To extract attribute fields, you must add HEADER to declare the fields. For example:
create table sls_stream(
  __timestamp__ bigint HEADER,
  __receive_time__ bigint HEADER
  b int,
  c varchar
) with (
  type ='sls',
  endPoint ='<your endpoint>',
  accessId ='<your access key id>',
  accessKey ='<your access key>',
  startTime = '2017-07-05 00:00:00',
  project ='ali-cloud-streamtest',
  logStore ='stream-test',
  consumerGroup ='consumerGroupTest1'
);
WITH parameters
Parameter Required Description
endPoint Yes The endpoint of Log Service.
accessId Yes The AccessKey ID used to access Log Service.
accessKey Yes The AccessKey secret used to access Log Service.
project Yes The name of the project in Log Service.
logStore Yes The name of the Logstore in Log Service.
consumerGroup No The name of the consumer group.
startTime No The time when Realtime Compute starts to consume logs.
heartBeatIntervalMills No The heartbeat interval of the consumption client. Unit: seconds. Default value: 10.
maxRetryTimes No The maximum number of attempts to read data. Default value: 5.
batchGetSize No The number of log groups that are read at a time. Default value: 10. If the Flink version is 1.4.2 or later, the default value is 100 and the maximum value is 1000.

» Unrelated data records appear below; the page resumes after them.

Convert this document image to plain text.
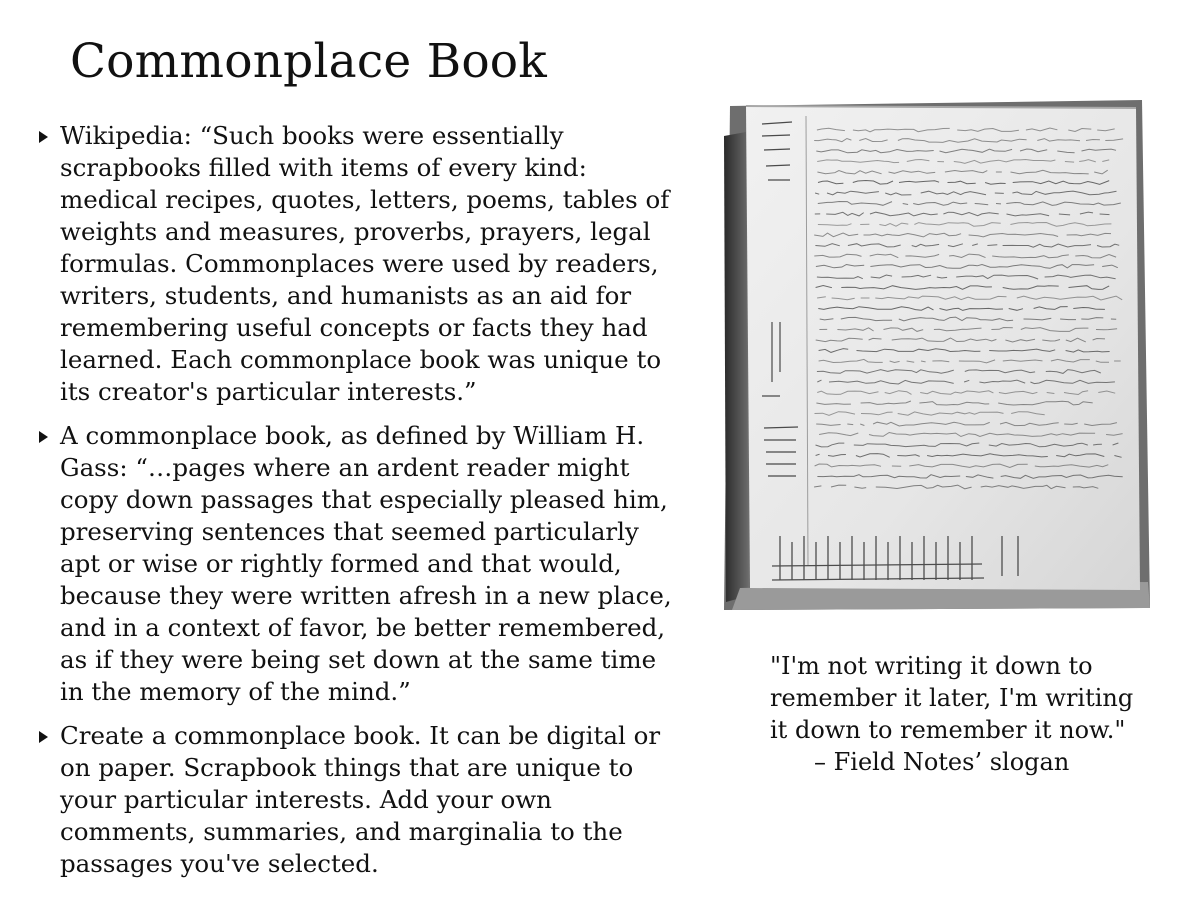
Commonplace Book
Wikipedia: “Such books were essentially scrapbooks filled with items of every kind: medical recipes, quotes, letters, poems, tables of weights and measures, proverbs, prayers, legal formulas. Commonplaces were used by readers, writers, students, and humanists as an aid for remembering useful concepts or facts they had learned. Each commonplace book was unique to its creator's particular interests.”
A commonplace book, as defined by William H. Gass: “…pages where an ardent reader might copy down passages that especially pleased him, preserving sentences that seemed particularly apt or wise or rightly formed and that would, because they were written afresh in a new place, and in a context of favor, be better remembered, as if they were being set down at the same time in the memory of the mind.”
Create a commonplace book. It can be digital or on paper. Scrapbook things that are unique to your particular interests. Add your own comments, summaries, and marginalia to the passages you've selected.

"I'm not writing it down to remember it later, I'm writing it down to remember it now."
– Field Notes’ slogan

columnErrorDebug No Specifies whether to enable debugging. If debugging is enabled, logs that fail to be parsed are displayed. Default value: false.

Type mapping

All log fields in Log Service are of the string type. The following table lists the mapping between the type of Log Service fields and the type of Realtime Compute fields. We strongly recommend that you declare the mapping in DDL statements.
Field type of Log Service Field type of Realtime Compute
STRING VARCHAR
If other types are used, Realtime Compute also tries to automatically convert the type. For example, fields whose values are 1000 and 2018-01-12 12:00:00 can also be defined as the fields of the bigint and timestamp types, respectively.
Note
  • The Blink versions earlier than 2.2.0 do not support shard scaling. If you split or merge shards when a job is reading data from the Logstore, the job may fail repeatedly and cannot be recovered. In this case, you must restart the job to restore it to normal.

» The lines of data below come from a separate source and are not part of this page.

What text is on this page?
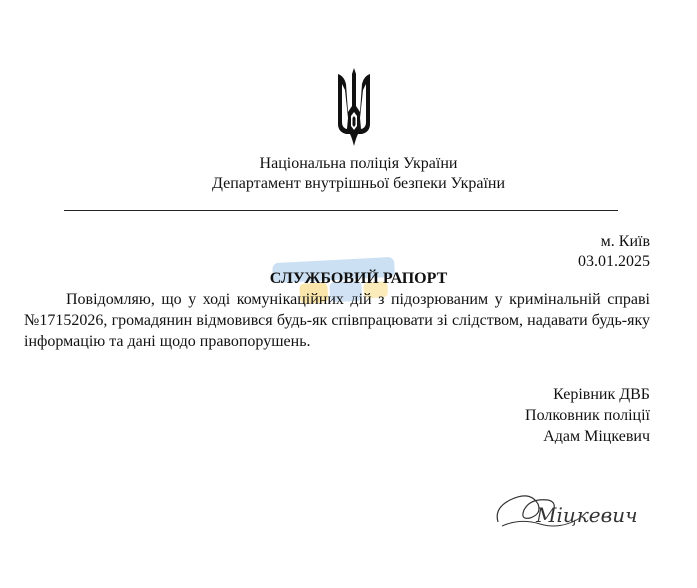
Національна поліція України
Департамент внутрішньої безпеки України
м. Київ
03.01.2025
СЛУЖБОВИЙ РАПОРТ

Повідомляю, що у ході комунікаційних дій з підозрюваним у кримінальній справі №17152026, громадянин відмовився будь-як співпрацювати зі слідством, надавати будь-яку інформацію та дані щодо правопорушень.

Керівник ДВБ
Полковник поліції
Адам Міцкевич
Міцкевич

  • All Blink versions do not allow you to delete or re-create a Logstore whose logs are being consumed.
  • For the Blink versions 1.6.0 and earlier, if you specify a consumer group to consume logs from a Logstore that contains a large number of shards, the read performance may be affected.

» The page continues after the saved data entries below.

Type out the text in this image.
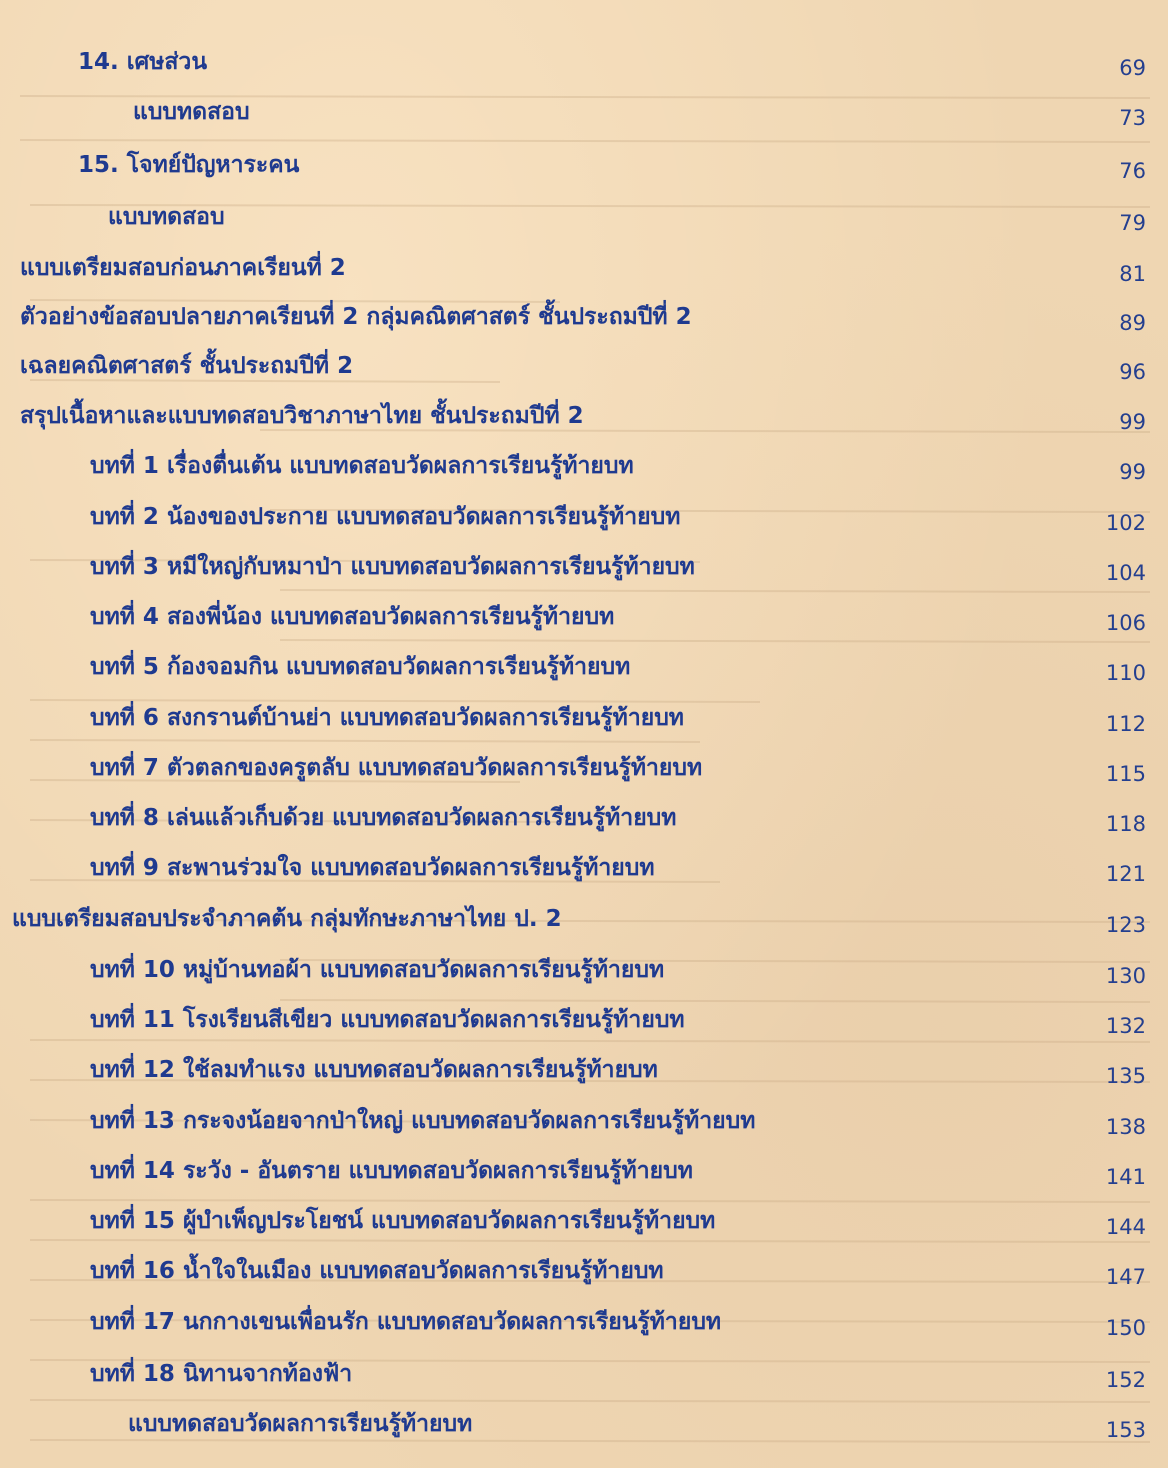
14. เศษส่วน	69
แบบทดสอบ	73
15. โจทย์ปัญหาระคน	76
แบบทดสอบ	79
แบบเตรียมสอบก่อนภาคเรียนที่ 2	81
ตัวอย่างข้อสอบปลายภาคเรียนที่ 2 กลุ่มคณิตศาสตร์ ชั้นประถมปีที่ 2	89
เฉลยคณิตศาสตร์ ชั้นประถมปีที่ 2	96
สรุปเนื้อหาและแบบทดสอบวิชาภาษาไทย ชั้นประถมปีที่ 2	99
บทที่ 1 เรื่องตื่นเต้น แบบทดสอบวัดผลการเรียนรู้ท้ายบท	99
บทที่ 2 น้องของประกาย แบบทดสอบวัดผลการเรียนรู้ท้ายบท	102
บทที่ 3 หมีใหญ่กับหมาป่า แบบทดสอบวัดผลการเรียนรู้ท้ายบท	104
บทที่ 4 สองพี่น้อง แบบทดสอบวัดผลการเรียนรู้ท้ายบท	106
บทที่ 5 ก้องจอมกิน แบบทดสอบวัดผลการเรียนรู้ท้ายบท	110
บทที่ 6 สงกรานต์บ้านย่า แบบทดสอบวัดผลการเรียนรู้ท้ายบท	112
บทที่ 7 ตัวตลกของครูตลับ แบบทดสอบวัดผลการเรียนรู้ท้ายบท	115
บทที่ 8 เล่นแล้วเก็บด้วย แบบทดสอบวัดผลการเรียนรู้ท้ายบท	118
บทที่ 9 สะพานร่วมใจ แบบทดสอบวัดผลการเรียนรู้ท้ายบท	121
แบบเตรียมสอบประจำภาคต้น กลุ่มทักษะภาษาไทย ป. 2	123
บทที่ 10 หมู่บ้านทอผ้า แบบทดสอบวัดผลการเรียนรู้ท้ายบท	130
บทที่ 11 โรงเรียนสีเขียว แบบทดสอบวัดผลการเรียนรู้ท้ายบท	132
บทที่ 12 ใช้ลมทำแรง แบบทดสอบวัดผลการเรียนรู้ท้ายบท	135
บทที่ 13 กระจงน้อยจากป่าใหญ่ แบบทดสอบวัดผลการเรียนรู้ท้ายบท	138
บทที่ 14 ระวัง - อันตราย แบบทดสอบวัดผลการเรียนรู้ท้ายบท	141
บทที่ 15 ผู้บำเพ็ญประโยชน์ แบบทดสอบวัดผลการเรียนรู้ท้ายบท	144
บทที่ 16 น้ำใจในเมือง แบบทดสอบวัดผลการเรียนรู้ท้ายบท	147
บทที่ 17 นกกางเขนเพื่อนรัก แบบทดสอบวัดผลการเรียนรู้ท้ายบท	150
บทที่ 18 นิทานจากท้องฟ้า	152
แบบทดสอบวัดผลการเรียนรู้ท้ายบท	153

  • Currently, Log Service does not support data of the map type.
  • Nonexistent fields are set to null.
  • We recommend that you define the fields in the same order as the fields in the source table. Unordered fields are also supported.
  • The batchGetSize parameter specifies the number of log groups that are read at a time. If the size of each log and the value of the batchGetSize parameter are both large, garbage collection (GC) may frequently occur.
FAQ
  • If no new data is written to a shard, the overall latency of jobs increases, or jobs aggregated in some windows do not have output. In this case, you only need to adjust the number of concurrent jobs to be the same as the number of shards from which data can be read and written.
  • We recommend that you set the number of concurrent jobs the same as the number of shards. If they are inconsistent, data may be filtered out when jobs read historical data from two shards at significantly different speeds.
  • To extract fields in tags such as __tag__:__hostname__ and __tag__:__path__, you can delete the __tag__: prefix and follow the method for extracting attribute fields.
    Note This type of data cannot be extracted during debugging. We recommend that you use the local debugging method and the print method to display data in logs.